The Beatles Sesssions book is a great historical read for engineers. Session notes, equipment, numbers of takes, track sheets...for every single session the Beatles ever did anywhere. Martin's book is good as well.
In 1961-62, Martin had been trying to talk EMI into buying a bunch of 3m 1" 3-tracks as used here in all the LA studios such as Capitol. EMI kept stalling him off and finally, when they did update the existing old 2-tracks, EMI decided to go with a hybrid, company-built set of 1" 4-tracks. Which was easy for EMI because they built so much of their own stuff anyway.
As soon as the bunch of 4-tracks arrived, Martin planted two of them in the control room of Abbey 2.
The procedure for the next 5 or so years was this...fill 4 tracks of machine 1..submix to 2 tracks of machine 2..add 2 tracks..submix back to 2 tracks of machine 1. etc etc. Which is how it comes to be that there are hundreds of reels of 1" Beatle tapes in the EMI vault.

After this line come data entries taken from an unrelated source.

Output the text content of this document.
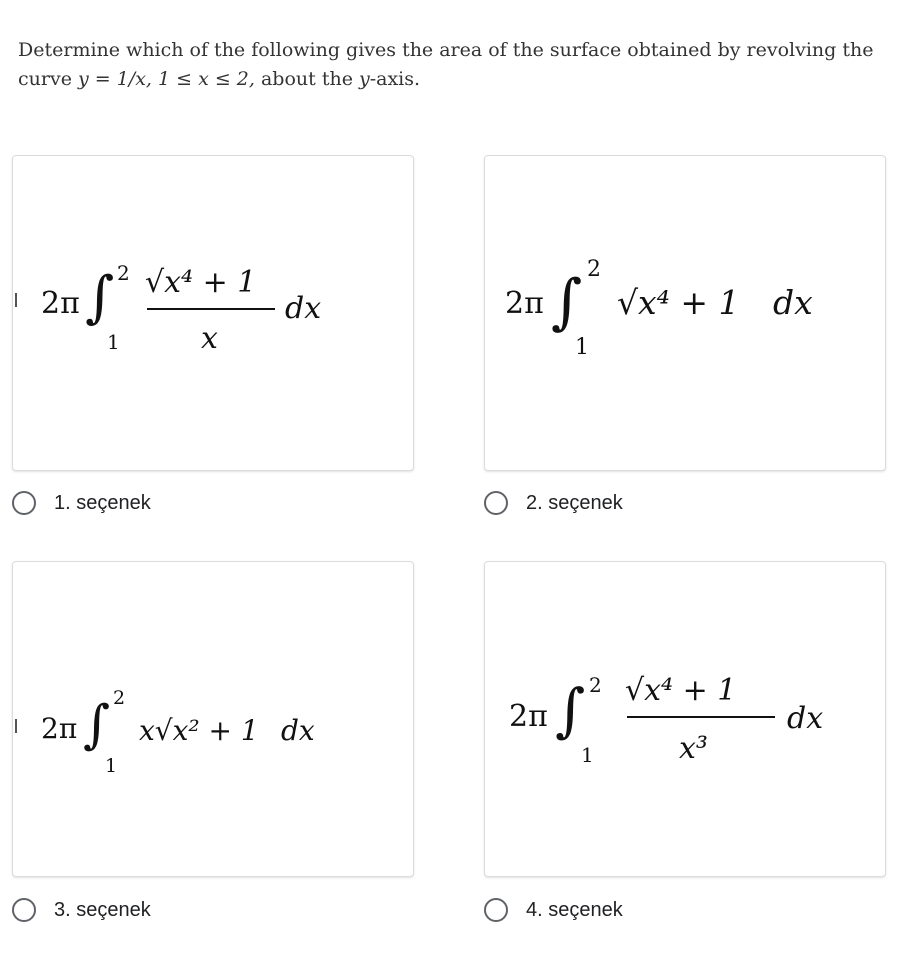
Determine which of the following gives the area of the surface obtained by revolving the
curve y = 1/x, 1 ≤ x ≤ 2, about the y-axis.
2π ∫ 2
1
√x⁴ + 1
x
dx	2π ∫ 2
1
√x⁴ + 1 dx
1. seçenek	2. seçenek
2π ∫ 2
1
x√x² + 1 dx	2π ∫ 2
1
√x⁴ + 1
x³
dx
3. seçenek	4. seçenek
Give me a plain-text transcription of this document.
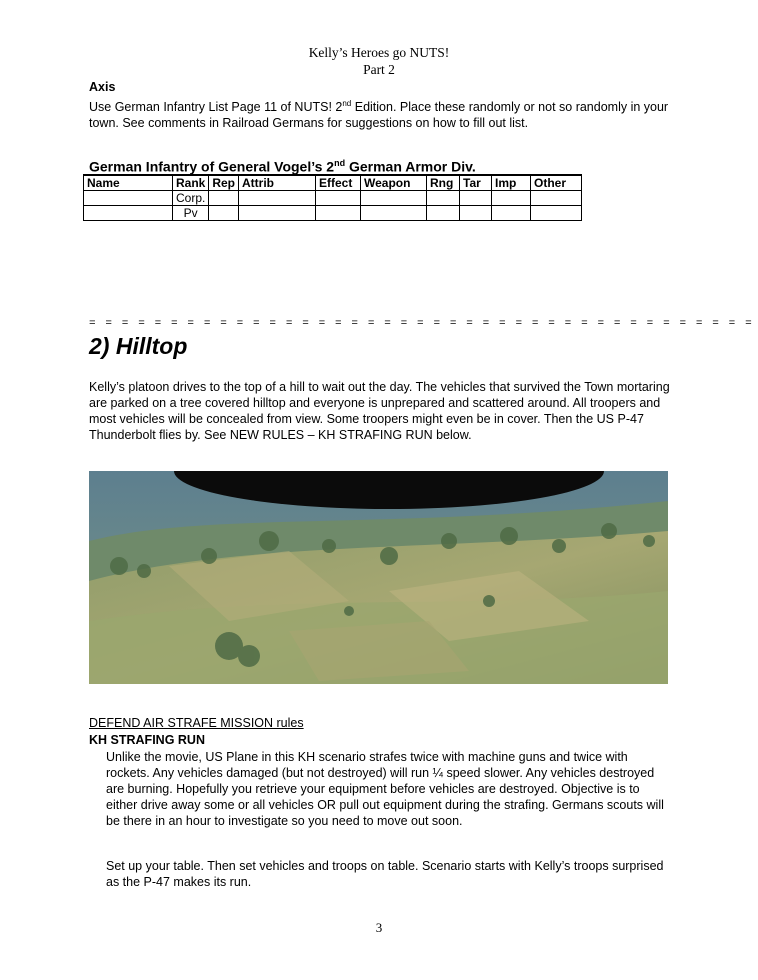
Kelly’s Heroes go NUTS!
Part 2
Axis
Use German Infantry List Page 11 of NUTS! 2nd Edition. Place these randomly or not so randomly in your town. See comments in Railroad Germans for suggestions on how to fill out list.
German Infantry of General Vogel’s 2nd German Armor Div.
Name	Rank	Rep	Attrib	Effect	Weapon	Rng	Tar	Imp	Other
	Corp.								
	Pv								
= = = = = = = = = = = = = = = = = = = = = = = = = = = = = = = = = = = = = = = = =
2) Hilltop
Kelly’s platoon drives to the top of a hill to wait out the day. The vehicles that survived the Town mortaring are parked on a tree covered hilltop and everyone is unprepared and scattered around. All troopers and most vehicles will be concealed from view. Some troopers might even be in cover. Then the US P-47 Thunderbolt flies by. See NEW RULES – KH STRAFING RUN below.
DEFEND AIR STRAFE MISSION rules
KH STRAFING RUN
Unlike the movie, US Plane in this KH scenario strafes twice with machine guns and twice with rockets. Any vehicles damaged (but not destroyed) will run ¼ speed slower. Any vehicles destroyed are burning. Hopefully you retrieve your equipment before vehicles are destroyed. Objective is to either drive away some or all vehicles OR pull out equipment during the strafing. Germans scouts will be there in an hour to investigate so you need to move out soon.
Set up your table. Then set vehicles and troops on table. Scenario starts with Kelly’s troops surprised as the P-47 makes its run.
3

When all those tapes and 1" machines were hauled out of storage and the "non" submixed tape tracks were transferred to Protools a few years back and remixed, one finds that early-mid-late Beatle recordings are actually 30+ tracks of individual things. Not the popular folklore that the Beatles did everything on the confines of four tracks and four tracks alone. Not true...They didn't even do that in 61-62 when they were recording in stereo..even then, the setup was to ping-pong and submix between two stereo machines.
As far as the twin four-track years..."Penny Lane" alone is a 36-38 track song...and sounds so incredibly beautiful on the new stereo/surround remix on the dvd anthology. Gone are all the limitations imposed by those original 2 4-track machines.
The Sessions book is great also because it shows how incredibly frustrating it was for all the guys involved in the sessions to be working with the limits of the tape...sessions literally had to simply stop whenever it was time to do a submix ("reduction mix").